Amidst its political and financial crisis and seemingly in response to widely reported food shortages in the country Venezuela is reportedly continuing to import significant quantities of rice since parting company with the 2009 rice for oil (PetroCaribe) deal with Guyana. Rice production in the South American Republic has been declining for several years, a circumstance that is compelling the Maduro government to continue to import one of the country’s crucial staples.
A report (Grain: World Markets and Trade) published by the United States Department of Agriculture (USDA) on April 10 this year states that Venezuela has already imported more rice in the first quarter of 2018 than it did during the same time period in 2017, with the only change being in the suppliers.
Over the past two decades the United States has enjoyed a large share in the Venezuela rice market, its exports to the crisis-hit country averaging over 50 percent of the country’s imports.
Other countries in the western hemisphere including Guyana and Argentina had been major suppliers in previous years but have seen their market shares diminish.
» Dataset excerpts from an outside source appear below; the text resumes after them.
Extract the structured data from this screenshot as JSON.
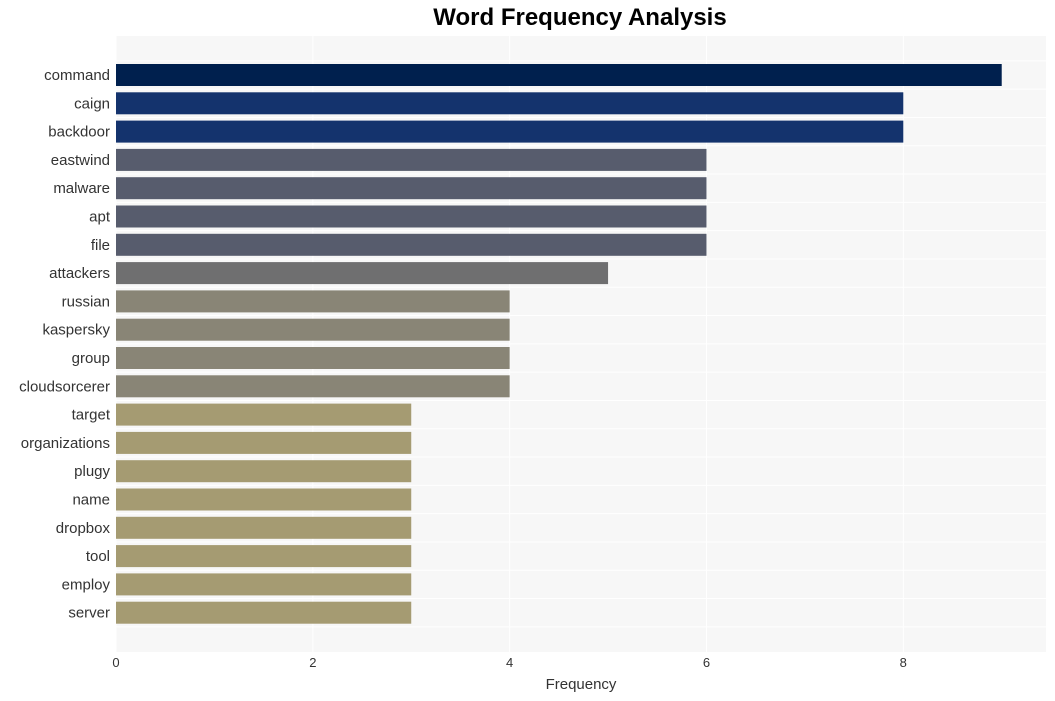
{
  "chart_data": {
    "type": "bar",
    "orientation": "horizontal",
    "title": "Word Frequency Analysis",
    "xlabel": "Frequency",
    "ylabel": "",
    "xlim": [
      0,
      9.45
    ],
    "xticks": [
      0,
      2,
      4,
      6,
      8
    ],
    "grid": true,
    "legend": "none",
    "categories": [
      "command",
      "caign",
      "backdoor",
      "eastwind",
      "malware",
      "apt",
      "file",
      "attackers",
      "russian",
      "kaspersky",
      "group",
      "cloudsorcerer",
      "target",
      "organizations",
      "plugy",
      "name",
      "dropbox",
      "tool",
      "employ",
      "server"
    ],
    "values": [
      9,
      8,
      8,
      6,
      6,
      6,
      6,
      5,
      4,
      4,
      4,
      4,
      3,
      3,
      3,
      3,
      3,
      3,
      3,
      3
    ],
    "colors": [
      "#00204e",
      "#14336d",
      "#14336d",
      "#575c6d",
      "#575c6d",
      "#575c6d",
      "#575c6d",
      "#6f6f70",
      "#898576",
      "#898576",
      "#898576",
      "#898576",
      "#a59b72",
      "#a59b72",
      "#a59b72",
      "#a59b72",
      "#a59b72",
      "#a59b72",
      "#a59b72",
      "#a59b72"
    ]
  }
}
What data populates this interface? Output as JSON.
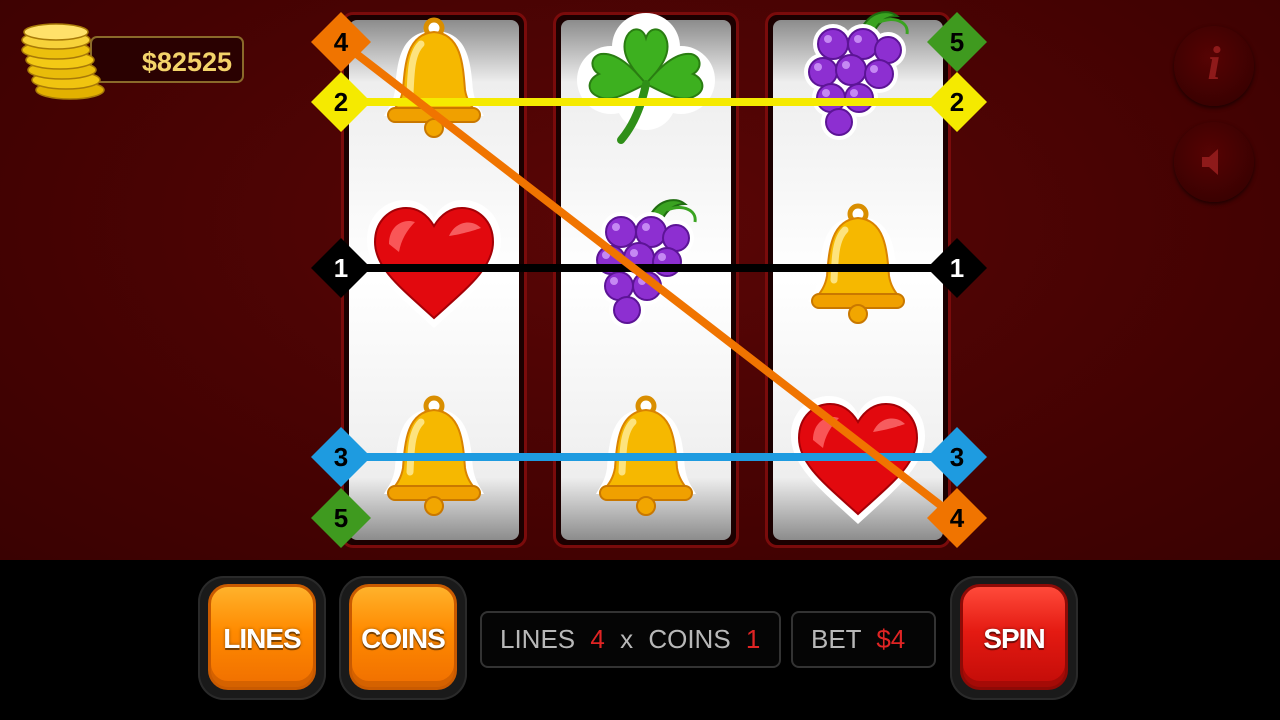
{
  "balance": {
    "amount": "$82525"
  },
  "reels": [
    {
      "symbols": [
        "bell",
        "heart",
        "bell"
      ]
    },
    {
      "symbols": [
        "clover",
        "grapes",
        "bell"
      ]
    },
    {
      "symbols": [
        "grapes",
        "bell",
        "heart"
      ]
    }
  ],
  "paylines": [
    {
      "number": "1",
      "color": "#000000"
    },
    {
      "number": "2",
      "color": "#f5ea00"
    },
    {
      "number": "3",
      "color": "#1e9be0"
    },
    {
      "number": "4",
      "color": "#f07400"
    },
    {
      "number": "5",
      "color": "#3f9a1f"
    }
  ],
  "side_buttons": {
    "info_icon": "info-icon",
    "sound_icon": "speaker-mute-icon",
    "info_glyph": "i"
  },
  "controls": {
    "lines_button": "LINES",
    "coins_button": "COINS",
    "spin_button": "SPIN",
    "lines_label": "LINES",
    "lines_value": "4",
    "times": "x",
    "coins_label": "COINS",
    "coins_value": "1",
    "bet_label": "BET",
    "bet_value": "$4"
  },
  "colors": {
    "background": "#4a0303",
    "accent_gold": "#f3d36a",
    "value_red": "#e02424"
  }
}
More recently Mexico has become the second largest supplier to Venezuela though that country’s exports have comprised, largely, milled rice, a shift from the Venezuelan government’s importation pattern that has traditionally favoured paddy which is then milled locally.
For 2018, so far, Brazil has reportedly secured the largest share of the Venezuelan market, exporting 124,000 tonnes to that country thus far in 2018, roughly five times more than in all of 2017. Over the same period US rice exports to Venezuela slipped to 20,000 tonnes, about one-third of the amount shipped during the same period last year.
In its cash-strapped condition, price is likely to be a critical factor determining Venezuela’s choice of supplier. Brazil’s rice prices averaged around $305/ton FOB, while US prices averaged roughly $342/ton FOB.
First signed in October 2009 the so-called PetroCaribe Agreement between Guyana and Venezuela, under the presidencies of Bharrat Jagdeo and Hugo Chavez, respectively played a critical role in boosting the fortunes of the rice industry in the Essequibo region even as, under the deal, Guyana began to source more than half of its oil needs from Venezuela. Worsening relations between the two countries which became even more tenuous following the death of Chavez in March 2013 eventually saw the termination of the oil Agreement. Shortly thereafter, Chavez’s successor, Nicholas Maduro signed a similar Agreement with Suriname under terms similar to those that applied with PetroCaribe.
Venezuela had become even more assertive in its claim to the Essequibo region since ExxonMobil, announced the first of more than half a dozen oil finds offshore in 2015.
Last year, Guyana only partially compensated for the loss of the Venezuelan market by inking two successive agreements for rice exports to Cuba.